Her early leaf's a flower;
But only so an hour.
Then leaf subsides to leaf.
So Eden sank to grief,
So dawn goes down to day.
Nothing gold can stay.

– Nothing Gold Can Stay a poem by Robert Frost.

It took Robert Frost just eight lines to give us, what Virginia Woolf in A Room of One's Own refers to as "a nugget of pure truth". Etched in our memory, we wrap our minds around these lines and it seems we can fill sheets upon sheets of paper trying to fathom their depth.
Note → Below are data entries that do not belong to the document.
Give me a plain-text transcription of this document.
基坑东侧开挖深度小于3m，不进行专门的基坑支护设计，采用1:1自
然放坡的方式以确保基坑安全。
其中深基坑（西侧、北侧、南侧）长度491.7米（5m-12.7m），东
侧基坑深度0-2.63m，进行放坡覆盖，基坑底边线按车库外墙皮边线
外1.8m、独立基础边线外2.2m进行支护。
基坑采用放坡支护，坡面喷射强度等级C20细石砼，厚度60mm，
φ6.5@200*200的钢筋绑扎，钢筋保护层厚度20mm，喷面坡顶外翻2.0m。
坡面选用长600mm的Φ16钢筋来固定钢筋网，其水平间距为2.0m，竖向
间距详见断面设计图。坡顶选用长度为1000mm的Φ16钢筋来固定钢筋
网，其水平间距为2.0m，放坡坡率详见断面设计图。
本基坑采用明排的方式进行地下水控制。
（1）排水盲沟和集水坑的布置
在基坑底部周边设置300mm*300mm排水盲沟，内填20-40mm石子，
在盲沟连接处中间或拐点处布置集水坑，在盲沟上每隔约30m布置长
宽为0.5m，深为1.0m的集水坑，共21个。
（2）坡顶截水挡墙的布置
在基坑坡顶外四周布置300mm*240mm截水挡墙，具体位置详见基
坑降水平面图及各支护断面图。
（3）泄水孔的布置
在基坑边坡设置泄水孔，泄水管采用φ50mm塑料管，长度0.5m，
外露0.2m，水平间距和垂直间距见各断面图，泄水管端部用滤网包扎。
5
While Robert Frost needed only eight lines.


"Like a piece of ice on a hot stove the poem must ride on its own melting...Read it a hundred times; it will forever keep its freshness as a metal keeps its fragrance. It can never lose its sense of a meaning that once unfolded by surprise as it went."
– Robert Frost, "The Figure a Poem Makes"

Robert Frost referred to poetry as "a momentary stay against confusion". He elevated poetry to the level of science– as both deal in metaphors. Then went on to say, "all metaphors break down somewhere". His philosophy, where doubt follows faith, and uncertainty follows certainty, is something that practitioners of Eastern philosophy, would totally "get" without the need for sheets upon sheets of paper.



2 comments:

Asha said...

Beautiful! The photos, the poem, your description of Frost's poetry - had not looked at it that way.

Anvita Lakhera said...

Thank you, Asha :)
Just read someone lament that all 'great poets' are forced-taught (if it is possible) as part of school curriculum. That results in most people growing up to become indifferent as they don't really 'read' the poems. Often after leaving school they never go back to those poems/poets again. But if they do they are surprised by what they 'read', as if they are reading them for the first time.
It takes years to unlearn all things taught (force fed?) in (most) school. It truly is lamentable.